Może ktoś wyjaśnić o co tu chodzi bo to trochę dla mnie za trudne - to mamy pić octy 6 % czyli te które szkodzą ?
Dziękuję

Offline gumppek

  • Kłam­stwo nie sta­je się prawdą tyl­ko dla­tego, że wie­rzy w nie więcej osób.
  • Ekspert forum
  • Dużo Pisze
  • ****
  • Wiadomości: 1200
Odp: Octy w fitoterapii boreliozy
« Odpowiedź #44 dnia: Czerwca 06, 2015, 22:07:29 »
Co do stężenia octu też jest ono różne od 5 do 10 %, a czasem i więcej. Ja stosuję ocet 6% tak by po odsączeniu pozostał ocet 5%.
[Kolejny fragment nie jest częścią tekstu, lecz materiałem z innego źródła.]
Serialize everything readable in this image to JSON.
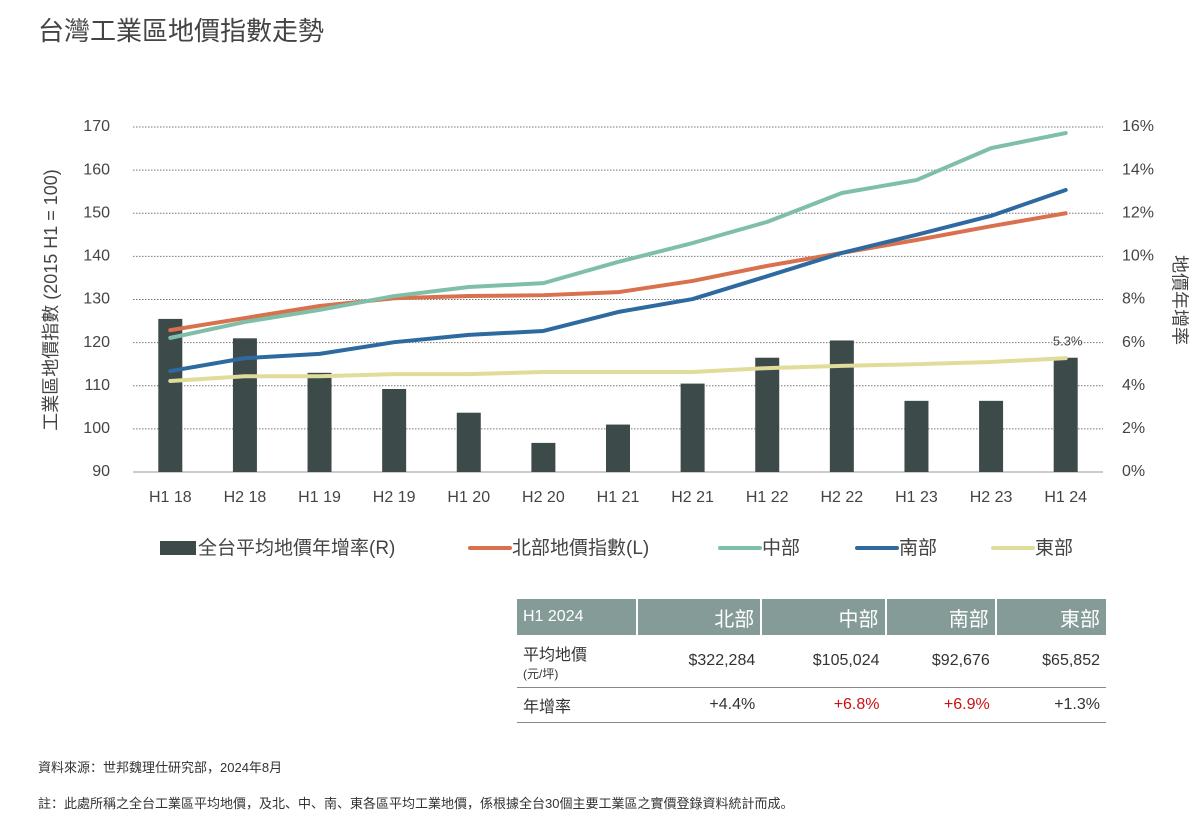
{
  "chart_data": {
    "type": "combo",
    "title": "台灣工業區地價指數走勢",
    "y_label": "工業區地價指數 (2015 H1 = 100)",
    "y2_label": "地價年增率",
    "categories": [
      "H1 18",
      "H2 18",
      "H1 19",
      "H2 19",
      "H1 20",
      "H2 20",
      "H1 21",
      "H2 21",
      "H1 22",
      "H2 22",
      "H1 23",
      "H2 23",
      "H1 24"
    ],
    "ylim": [
      90,
      170
    ],
    "yticks": [
      90,
      100,
      110,
      120,
      130,
      140,
      150,
      160,
      170
    ],
    "y2lim": [
      0,
      16
    ],
    "y2ticks": [
      {
        "value": 0,
        "label": "0%"
      },
      {
        "value": 2,
        "label": "2%"
      },
      {
        "value": 4,
        "label": "4%"
      },
      {
        "value": 6,
        "label": "6%"
      },
      {
        "value": 8,
        "label": "8%"
      },
      {
        "value": 10,
        "label": "10%"
      },
      {
        "value": 12,
        "label": "12%"
      },
      {
        "value": 14,
        "label": "14%"
      },
      {
        "value": 16,
        "label": "16%"
      }
    ],
    "grid": true,
    "series": [
      {
        "name": "全台平均地價年增率(R)",
        "type": "bar",
        "axis": "y2",
        "color": "#3d4a4a",
        "values": [
          7.1,
          6.2,
          4.6,
          3.85,
          2.75,
          1.35,
          2.2,
          4.1,
          5.3,
          6.1,
          3.3,
          3.3,
          5.3
        ],
        "value_labels": [
          null,
          null,
          null,
          null,
          null,
          null,
          null,
          null,
          null,
          null,
          null,
          null,
          "5.3%"
        ]
      },
      {
        "name": "北部地價指數(L)",
        "type": "line",
        "color": "#d9704e",
        "values": [
          122.9,
          125.7,
          128.5,
          130.3,
          130.8,
          131,
          131.7,
          134.3,
          137.8,
          140.8,
          143.8,
          147,
          150
        ]
      },
      {
        "name": "中部",
        "type": "line",
        "color": "#7fbfa8",
        "values": [
          121.1,
          124.8,
          127.6,
          130.8,
          132.9,
          133.8,
          138.7,
          143.1,
          148,
          154.7,
          157.7,
          165.1,
          168.6
        ]
      },
      {
        "name": "南部",
        "type": "line",
        "color": "#2e6aa0",
        "values": [
          113.4,
          116.4,
          117.4,
          120.1,
          121.8,
          122.7,
          127.1,
          130.1,
          135.4,
          140.8,
          145,
          149.4,
          155.4
        ]
      },
      {
        "name": "東部",
        "type": "line",
        "color": "#e0dc9a",
        "values": [
          111.1,
          112.2,
          112.2,
          112.7,
          112.7,
          113.2,
          113.2,
          113.2,
          114.1,
          114.6,
          115,
          115.5,
          116.4
        ]
      }
    ]
  },
  "table": {
    "header": [
      "H1 2024",
      "北部",
      "中部",
      "南部",
      "東部"
    ],
    "rows": [
      {
        "label": "平均地價",
        "sublabel": "(元/坪)",
        "cells": [
          "$322,284",
          "$105,024",
          "$92,676",
          "$65,852"
        ],
        "colors": [
          "#333333",
          "#333333",
          "#333333",
          "#333333"
        ]
      },
      {
        "label": "年增率",
        "cells": [
          "+4.4%",
          "+6.8%",
          "+6.9%",
          "+1.3%"
        ],
        "colors": [
          "#333333",
          "#cc1111",
          "#cc1111",
          "#333333"
        ]
      }
    ]
  },
  "source": "資料來源：世邦魏理仕研究部，2024年8月",
  "note": "註：此處所稱之全台工業區平均地價，及北、中、南、東各區平均工業地價，係根據全台30個主要工業區之實價登錄資料統計而成。"
}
Nie prawda jest że octy szkodzą. Szkodzą ale te  2 i więcej procentowe.
Szkodzą jakby np walną szklanę 65 jak to robily Polki w latach 50 /był on wówczas stosowany jako środek odchudzający/. Jeśli pijesz ocet do stężenia 1% czyli 19 ml na szklankę wody to taki roztwór nie tylko nie szkodzi ale działa probiotycznie czyli ułatwia rozwój korzystnej flory bakteryjnej. Po prostu tej florze ocet w takim stężeniu nie szkodzi a za to niszczy konkurencję. Ja już nie stosuję czystych octów robię miksty z wielu kwasów. Tam oprócz octu jest kwas mlekowy, bursztynowy, jabłkowy, cytrynowy i askorbinowy /witamina C/. Tak zestaw pozwala na użycie do 30 ml takiego ekstraktu na szklankę wody. Ponieważ robię to je w stosunku wagowym 1:2 to odpowiada ok 15 gramom świeżego surowca.
Cytuj
Może ktoś wyjaśnić o co tu chodzi bo to trochę dla mnie za trudne - to mamy pić octy 6 % czyli te które szkodzą ?
Dziękuję
« Ostatnia zmiana: Czerwca 08, 2015, 11:48:18 wysłana przez Basia »
Góral­ska teoria poz­na­nia mówi, że są trzy praw­dy: Świen­ta prow­da, Tyż prow­da i Gówno prowda.